Il film
La piattaforma Netflix ha inserito in programmazione un film diretto da Sydney Sibilia dal titolo “L’incredibile storia dell’Isola delle Rose”.
La pellicola narra dell’ing. Giorgio Rosa, interpretato da Elio Germano, che, appena laureato, progetta e costruisce una particolare piattaforma marittima al largo della costa adriatica, in corrispondenza di Rimini, finendo per proclamarvi uno Stato indipendente denominato Repubblica Esperantista dell’Isola delle Rose, scatenando l’ira del governo italiano presieduto da Giovanni Leone.

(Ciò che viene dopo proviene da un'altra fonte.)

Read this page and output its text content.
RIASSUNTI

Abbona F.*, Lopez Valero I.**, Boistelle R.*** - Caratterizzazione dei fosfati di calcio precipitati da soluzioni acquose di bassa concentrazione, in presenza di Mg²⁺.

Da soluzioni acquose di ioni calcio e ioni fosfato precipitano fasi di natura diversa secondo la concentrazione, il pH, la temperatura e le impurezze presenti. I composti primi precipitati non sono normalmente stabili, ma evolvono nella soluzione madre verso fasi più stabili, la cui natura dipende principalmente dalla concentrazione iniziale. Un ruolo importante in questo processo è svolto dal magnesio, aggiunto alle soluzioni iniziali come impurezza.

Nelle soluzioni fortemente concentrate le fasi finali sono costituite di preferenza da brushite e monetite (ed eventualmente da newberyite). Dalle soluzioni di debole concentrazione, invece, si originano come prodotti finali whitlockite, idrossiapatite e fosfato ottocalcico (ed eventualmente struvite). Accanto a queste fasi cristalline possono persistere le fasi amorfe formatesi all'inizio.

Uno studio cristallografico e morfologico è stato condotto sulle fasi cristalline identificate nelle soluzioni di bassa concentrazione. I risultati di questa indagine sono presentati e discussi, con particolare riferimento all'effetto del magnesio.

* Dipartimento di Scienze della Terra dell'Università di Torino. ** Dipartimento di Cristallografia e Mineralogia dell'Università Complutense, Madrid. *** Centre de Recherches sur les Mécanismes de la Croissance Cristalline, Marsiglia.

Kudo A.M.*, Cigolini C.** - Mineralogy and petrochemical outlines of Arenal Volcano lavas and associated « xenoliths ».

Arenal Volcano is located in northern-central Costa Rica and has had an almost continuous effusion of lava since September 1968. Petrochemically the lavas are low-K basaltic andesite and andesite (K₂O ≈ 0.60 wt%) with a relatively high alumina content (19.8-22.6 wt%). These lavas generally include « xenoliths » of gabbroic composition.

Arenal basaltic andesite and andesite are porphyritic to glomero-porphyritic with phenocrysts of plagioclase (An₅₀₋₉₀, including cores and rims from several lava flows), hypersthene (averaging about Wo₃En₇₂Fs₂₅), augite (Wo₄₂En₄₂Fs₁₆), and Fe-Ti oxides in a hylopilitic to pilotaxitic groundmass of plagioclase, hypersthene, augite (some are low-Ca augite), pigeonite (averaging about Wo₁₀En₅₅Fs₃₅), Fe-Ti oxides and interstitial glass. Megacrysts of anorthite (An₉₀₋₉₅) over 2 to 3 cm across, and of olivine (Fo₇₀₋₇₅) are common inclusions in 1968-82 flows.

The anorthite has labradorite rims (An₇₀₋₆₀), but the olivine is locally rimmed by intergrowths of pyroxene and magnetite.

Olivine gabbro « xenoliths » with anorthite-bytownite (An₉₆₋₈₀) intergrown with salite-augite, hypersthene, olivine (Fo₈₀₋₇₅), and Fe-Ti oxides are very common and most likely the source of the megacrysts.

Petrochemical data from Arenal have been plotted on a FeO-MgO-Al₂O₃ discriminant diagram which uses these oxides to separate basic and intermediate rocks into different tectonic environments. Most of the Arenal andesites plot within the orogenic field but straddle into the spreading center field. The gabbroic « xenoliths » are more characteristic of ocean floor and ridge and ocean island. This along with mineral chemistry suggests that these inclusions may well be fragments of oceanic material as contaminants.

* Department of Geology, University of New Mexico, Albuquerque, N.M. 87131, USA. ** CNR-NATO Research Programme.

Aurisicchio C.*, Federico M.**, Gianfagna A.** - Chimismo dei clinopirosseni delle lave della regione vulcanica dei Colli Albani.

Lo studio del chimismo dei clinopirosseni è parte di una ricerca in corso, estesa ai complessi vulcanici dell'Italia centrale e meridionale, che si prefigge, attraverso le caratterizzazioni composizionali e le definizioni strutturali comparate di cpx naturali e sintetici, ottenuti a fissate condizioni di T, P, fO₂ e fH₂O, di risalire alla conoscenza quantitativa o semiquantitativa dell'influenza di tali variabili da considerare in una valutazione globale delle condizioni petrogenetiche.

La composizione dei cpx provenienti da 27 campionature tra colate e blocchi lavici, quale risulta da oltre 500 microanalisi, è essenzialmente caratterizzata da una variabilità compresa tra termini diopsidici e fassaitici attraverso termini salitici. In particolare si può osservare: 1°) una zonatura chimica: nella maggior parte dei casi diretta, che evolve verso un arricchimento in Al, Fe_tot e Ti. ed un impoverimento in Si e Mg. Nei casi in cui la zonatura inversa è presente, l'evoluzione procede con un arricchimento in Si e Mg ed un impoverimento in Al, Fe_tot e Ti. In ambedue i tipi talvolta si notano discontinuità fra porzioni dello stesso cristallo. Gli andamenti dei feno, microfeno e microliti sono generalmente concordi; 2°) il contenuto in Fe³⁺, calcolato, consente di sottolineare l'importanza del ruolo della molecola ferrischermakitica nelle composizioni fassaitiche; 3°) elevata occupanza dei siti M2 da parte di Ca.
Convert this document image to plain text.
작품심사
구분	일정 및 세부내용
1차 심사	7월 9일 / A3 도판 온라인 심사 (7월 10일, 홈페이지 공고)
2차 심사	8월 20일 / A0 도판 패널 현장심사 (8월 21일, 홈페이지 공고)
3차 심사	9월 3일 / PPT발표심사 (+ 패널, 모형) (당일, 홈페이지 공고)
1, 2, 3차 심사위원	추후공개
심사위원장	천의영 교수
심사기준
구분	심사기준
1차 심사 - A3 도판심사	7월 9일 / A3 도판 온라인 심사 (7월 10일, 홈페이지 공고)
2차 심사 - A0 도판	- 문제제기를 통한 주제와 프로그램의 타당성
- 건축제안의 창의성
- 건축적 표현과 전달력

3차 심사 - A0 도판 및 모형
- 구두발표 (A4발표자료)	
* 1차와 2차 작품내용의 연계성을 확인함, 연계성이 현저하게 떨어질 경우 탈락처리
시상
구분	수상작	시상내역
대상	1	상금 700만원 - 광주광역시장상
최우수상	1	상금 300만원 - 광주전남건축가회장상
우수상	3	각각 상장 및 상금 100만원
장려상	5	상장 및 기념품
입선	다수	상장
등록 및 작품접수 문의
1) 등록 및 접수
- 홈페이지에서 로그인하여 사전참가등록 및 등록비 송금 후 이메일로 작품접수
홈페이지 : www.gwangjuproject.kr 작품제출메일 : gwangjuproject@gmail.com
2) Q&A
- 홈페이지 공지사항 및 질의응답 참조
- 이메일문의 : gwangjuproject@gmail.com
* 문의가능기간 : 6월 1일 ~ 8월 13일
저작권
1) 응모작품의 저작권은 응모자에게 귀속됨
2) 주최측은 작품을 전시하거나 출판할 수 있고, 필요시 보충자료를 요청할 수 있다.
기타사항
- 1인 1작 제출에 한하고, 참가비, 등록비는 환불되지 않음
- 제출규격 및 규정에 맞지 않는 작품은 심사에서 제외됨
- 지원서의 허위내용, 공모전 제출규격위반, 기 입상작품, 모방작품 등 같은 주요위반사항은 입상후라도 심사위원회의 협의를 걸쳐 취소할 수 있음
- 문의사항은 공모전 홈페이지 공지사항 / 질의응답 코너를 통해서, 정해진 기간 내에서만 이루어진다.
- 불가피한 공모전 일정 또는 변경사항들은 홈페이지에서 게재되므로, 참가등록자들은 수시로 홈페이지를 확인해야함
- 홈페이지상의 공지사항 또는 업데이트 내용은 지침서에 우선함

Il film trae spunto da una storia vera, che viene raccontata in modo ben riuscito sebbene in chiave romanzata.
La realtà
L’ing. Rosa aveva effettivamente iniziato a compiere alcuni esperimenti costruttivi per conto della SPEC (Società Sperimentale per l’Iniezione del Cemento), culminati con la realizzazione di una piattaforma di 200 metri quadrati a 6,3 miglia dalla costa riminese, ossia a 550 metri dalle acque territoriali, costata 100 milioni.
Secondo quanto riportano le cronache, il “nuovo Stato”, od anche “territorio libero” era stato proclamato nel maggio del 1968, aveva un proprio governo, l’esperanto quale lingua ufficiale e una bandiera che venne fatta ammainare per ragioni di sicurezza della navigazione.
Oltre all’opinione pubblica la vicenda interessò, tra l’altro, la stampa, il parlamento, il governo, il Consiglio di Stato ed anche le forze dell’ordine, tant’è che l’isola, circa due mesi dopo la dichiarazione di indipendenza del 1 maggio 1968, il 26 giugno iniziò ad essere presidiata “per ragioni di sicurezza” da polizia, guardia di finanza e carabinieri contro il volere dell’ing. Rosa cui era anche stato vietato lo sbarco.
La piattaforma finì con l’essere gravemente danneggiata per mano degli incursori della Marina Militare nel febbraio del 1969, poi la natura fece il resto: il 26 dello stesso mese venne spazzata da una burrasca e si inabbissò.
L’illusione di uno Stato
L’Isola delle Rose, più che uno Stato indipendente sembrerebbe esserne stata una rappresentazione o un’illlusione. Emblematica è la vicenda dell’emissione dei francobolli: il 29 giugno 1968 Gianni Di Bernardini, socio in affari del barista dell’isola, dichiara al Messaggero che “potevano interessare i filatelici. Il primo esemplare era uscito, ma in numero ridottissimo. Ce ne saranno in giro al massimo duecento esemplari. Io ne ho uno, me l’ha mandato l’ingegnere dall’isola. Ma sulla busta ha messo anche due francobolli italiani. Perché noi sa, il servizio postale non ce l’abbiamo. Un motoscafo arrivava fino a Rimini, si applicavano i francobolli regolari e si spedivano le lettere”.
La Esperanta Respubliko de la Insulo de la Rozoj nel contesto internazionale
Vediamo perchè l’isola non fu uno Stato indipendente.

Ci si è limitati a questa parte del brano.